И еще один отзыв на «Петербург» хочется выделить. Он был опубликован в журнале «Экран „Рабочей газеты“» в том же 1927 году. Этот отзыв требует некоторых комментариев, в силу того что имя его автора до сих пор с искусством Яхонтова никак не соотносилось.
Имя поэта О. Мандельштама не раз встречается в дневниковых записях артиста. Позже, восстанавливая вехи их жизни, Попова не один раз упоминает его в ряду главных событий и лиц. А началось это в пору работы над «Петербургом».
Поздней осенью 1927 года Яхонтов, Попова и Владимирский поселились в Царском Селе и в нетопленных залах пушкинского лицея начали репетиции. Создавая фантастический спектакль, они и жили какой-то удивительной жизнью. Дивились брошенной роскоши дворца. Бродили по пустым аллеям прекрасного парка, не встречая ни души. Входя в свое жилище, кланялись статуе Пушкина на мраморной лестнице.
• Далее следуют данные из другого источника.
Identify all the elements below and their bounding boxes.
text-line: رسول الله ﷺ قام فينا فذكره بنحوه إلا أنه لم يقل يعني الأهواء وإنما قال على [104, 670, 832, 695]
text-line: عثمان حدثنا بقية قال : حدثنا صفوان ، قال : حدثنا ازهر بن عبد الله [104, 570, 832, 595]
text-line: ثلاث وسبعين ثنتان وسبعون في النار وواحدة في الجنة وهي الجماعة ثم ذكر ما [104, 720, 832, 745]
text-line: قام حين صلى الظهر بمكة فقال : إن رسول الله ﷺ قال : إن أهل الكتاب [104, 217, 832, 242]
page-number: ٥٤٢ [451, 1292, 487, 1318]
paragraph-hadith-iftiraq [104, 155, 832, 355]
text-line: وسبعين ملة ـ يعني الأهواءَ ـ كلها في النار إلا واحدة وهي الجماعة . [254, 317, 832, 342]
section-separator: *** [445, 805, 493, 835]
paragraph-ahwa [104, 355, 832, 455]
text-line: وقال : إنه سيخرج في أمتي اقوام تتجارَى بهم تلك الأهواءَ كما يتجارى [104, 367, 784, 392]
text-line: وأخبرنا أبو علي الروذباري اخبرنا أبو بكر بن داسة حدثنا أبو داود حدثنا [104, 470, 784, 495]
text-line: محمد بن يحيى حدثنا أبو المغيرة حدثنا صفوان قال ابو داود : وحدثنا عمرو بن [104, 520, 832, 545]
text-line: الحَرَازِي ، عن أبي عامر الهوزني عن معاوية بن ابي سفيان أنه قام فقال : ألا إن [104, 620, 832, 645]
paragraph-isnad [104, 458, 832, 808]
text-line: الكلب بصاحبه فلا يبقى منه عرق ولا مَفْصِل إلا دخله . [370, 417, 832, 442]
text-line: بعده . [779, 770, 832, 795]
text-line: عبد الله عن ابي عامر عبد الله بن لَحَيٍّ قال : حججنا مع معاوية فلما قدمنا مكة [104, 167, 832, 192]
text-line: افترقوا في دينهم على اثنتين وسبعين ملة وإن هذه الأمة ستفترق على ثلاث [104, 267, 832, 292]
В залах шел пар изо рта, ледяной была обивка кресел. Казалось, кроме них и статуи Пушкина во дворце никого нет. Но однажды вдруг раздался тихий стук и в дверную щель протянулась рука:
— Нет ли папирос?
Оказалось, в северном флигеле живет поэт Мандельштам.
Так началось знакомство, скоро перешедшее в дружбу.
Готовился спектакль о Петербурге, а за стеной жил поэт, знавший свой город «до прожилок». Этому знанию они и дивились и завидовали.
Стихи о городе Яхонтов запоминал мгновенно и вскоре по каждому поводу цитировал, на разные лады повторяя:
Расхаживая по холодным залам лицея, он учил к спектаклю строфы Пушкина, а окончательно замерзнув, громогласно читал:
До весны было еще далеко, но атмосфера белых ночей возникала как по волшебному слову, объясняла и оживляла текст Достоевского и Пушкина. Яхонтов смотрел на соседа влюбленными глазами — этот поэт произносил пушкинское слово «Петрополь» так же просто, как «телефон» или «папиросы», и далекие по смыслу и звучанию слова не отталкивались, но тяготели друг к другу.
Мандельштам проявил неожиданное живое любопытство к работе новых знакомых. Выяснилось, что театр занимает его гораздо серьезнее, чем можно было предположить. Оказалось, например, что года четыре назад он непосредственно вмешался в эту сферу — опубликовал в журнале «Театр и музыка» статью «Художественный театр и слово». Он выразил характерную для поэта (Маяковский, кстати, был с ним солидарен) неудовлетворенность отношением психологического, бытового театра к слову. Смысл статьи в том, что слово — не только средство общения, но бытие литературы, ее живая материя. «Что такое знаменитые „паузы“ „Чайки“ и других чеховских постановок? Не что иное, как праздник чистого осязания. Все умолкает, остается одно безмолвное осязание». «Истинный и праведный путь» театра, по мнению поэта, «лежит через слово, в слове скрыта режиссура. В строении речи, стиха или прозы дана высшая выразительность». Мандельштам считает, что Художественным театром двигало «своеобразное стремление прикоснуться к литературе, как к живому телу, вложить в нее свои персты… В сущности, это было недоверие к реальности даже любимых авторов, к самому бытию русской литературы».
Для актера, к тому времени совершившего своеобразное путешествие через три театральные школы, связанные с Художественным театром, эти размышления были необычайно привлекательны. Он горячо соглашался, что истинная связь театра и литературы осуществляется прежде всего через слово, что в строении стиха и прозы дана высшая выразительность, которую следует извлечь, найти ей сценическую форму жизни. Вместе с поэтом он готов был свысока посмотреть на маститый театр, где «исправляли слово, помогали ему», где «ошибались, запинались и путались в пушкинских стихах, беспомощно размахивая костылями декламации».
Подумать только — запинаться и путаться в Пушкине! При том культе Пушкина, который царил в их компании, это казалось варварством, не иначе.
Яхонтов увлекся мыслями Мандельштама, его стихами, знаниями, его художественной культурой. Но более всего он доверился его поэтическому слуху. В высшей степени взыскательным слухом был еще раз выверен спектакль «Пушкин». По ходу репетиций — «Петербург». Позже — «Горе от ума». К возможностям поэтического воплощения на сцене комедии Грибоедова Мандельштам проявлял особенный интерес. Еще в той же статье о Художественном театре он подвергал сомнению правомерность обычного, принятого в МХАТ способа работы, в основе которого лежит анализ «подтекста». Если не «читать в слове», а искать, что просвечивает за ним, то не проще ли «заменить текст „Горе от ума“ собственными психологическими ремарками и домыслами?» Поэт не без высокомерия вопрошал, Яхонтов с ним соглашался.